There has not even been a comment on the incitement to violence perpetrated by Hamas and Fatah on social media.

But, even worse than the silence from our politicians in the face of incitement and acts of terror is the fact that neither Hamas nor Hezbollah are listed as terror entities by New Zealand. In contrast to our traditional allies – Canada, USA, Australia, UK etc – New Zealand only proscribes the “military wings” of the respective terror organisations.

New Zealand maintains the distinction despite even the leaders of Hezbollah saying such a distinction is wrong. Similarly, a distinction between military and political “wings” of Hamas is ridiculous when a member of the Hamas politburo recently urged members of the Palestinian diaspora to kill Jews around the world and two Hamas Police officers recently killed in Gaza were also members of the “military wing”.
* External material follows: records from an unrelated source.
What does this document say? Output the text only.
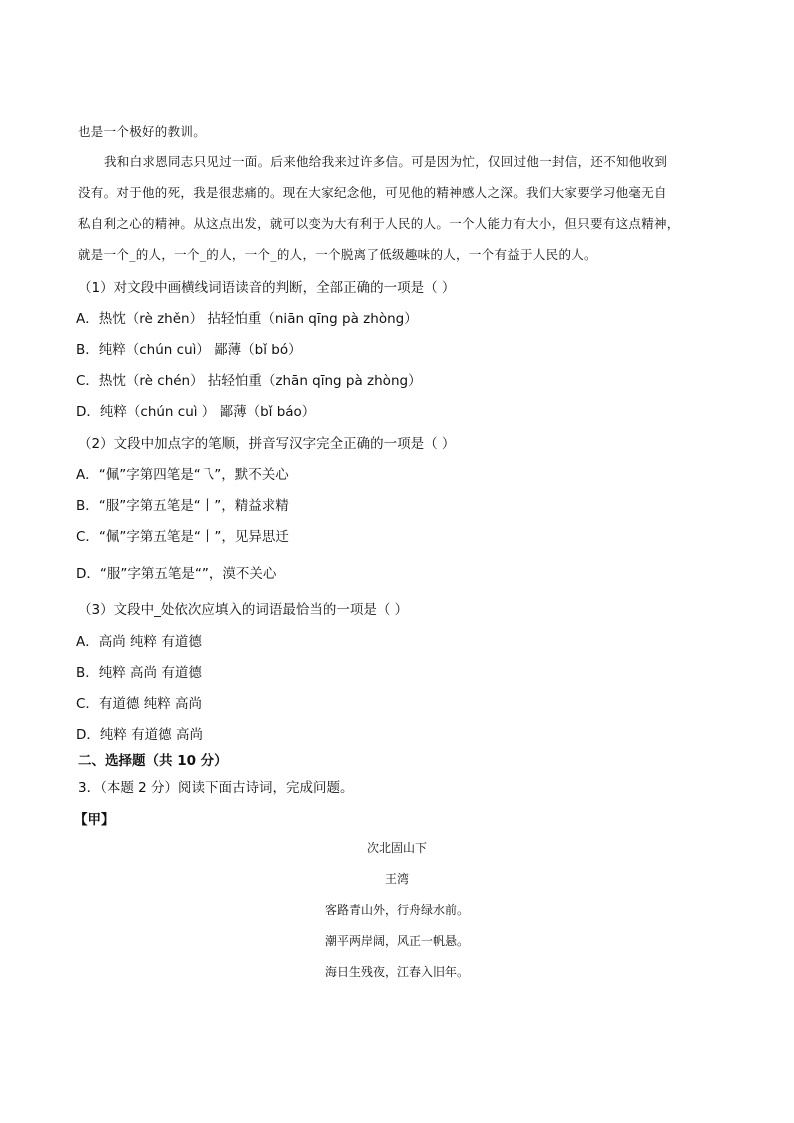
也是一个极好的教训。
我和白求恩同志只见过一面。后来他给我来过许多信。可是因为忙，仅回过他一封信，还不知他收到
没有。对于他的死，我是很悲痛的。现在大家纪念他，可见他的精神感人之深。我们大家要学习他毫无自
私自利之心的精神。从这点出发，就可以变为大有利于人民的人。一个人能力有大小，但只要有这点精神，
就是一个_的人，一个_的人，一个_的人，一个脱离了低级趣味的人，一个有益于人民的人。
（1）对文段中画横线词语读音的判断，全部正确的一项是（ ）
A．热忱（rè zhěn） 拈轻怕重（niān qīng pà zhòng）
B．纯粹（chún cuì） 鄙薄（bǐ bó）
C．热忱（rè chén） 拈轻怕重（zhān qīng pà zhòng）
D．纯粹（chún cuì ） 鄙薄（bǐ báo）
（2）文段中加点字的笔顺，拼音写汉字完全正确的一项是（ ）
A．“佩”字第四笔是“乁”，默不关心
B．“服”字第五笔是“丨”，精益求精
C．“佩”字第五笔是“丨”，见异思迁
D．“服”字第五笔是“”，漠不关心
（3）文段中_处依次应填入的词语最恰当的一项是（ ）
A．高尚 纯粹 有道德
B．纯粹 高尚 有道德
C．有道德 纯粹 高尚
D．纯粹 有道德 高尚
二、选择题（共 10 分）
3．（本题 2 分）阅读下面古诗词，完成问题。
【甲】
次北固山下
王湾
客路青山外，行舟绿水前。
潮平两岸阔，风正一帆悬。
海日生残夜，江春入旧年。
As a result of the false distinction, it is not illegal for any Kiwi to send money over to help the “political wing” of Hezbollah or Hamas, or for them to recruit or promote the organisation as long as it isn’t for the “military wing”.

However, the inaction of proscribing terror groups may not be as egregious as active support for incitement to and glorification of terror acts. New Zealand funds the United Nations Relief and Works Agency (UNRWA) to the tune of at least $1m each year and no Minister or official has spoken against the extremist, inciteful material in the textbooks UNRWA use in their schools or the open support of terror by UNRWA staff or their ties to terror groups.

What’s worse is it appears that New Zealand MFAT officials have failed to make notes in meetings where these issues were discussed, accepted excuses from UNRWA staff, and did not include the controversies in briefings to Ministers. The recommendations made by MFAT staff have always been only to continue funding UNRWA and praise the work it does. That is quite a different approach to how the government seems to be engaging with social media companies that don’t generate content.

Social media companies may well need to do more to combat and prevent the spread of terror material. It is also clearly incumbent upon our elected leaders and the government officials that serve them to reflect on what more they can do to show all terror is taken seriously.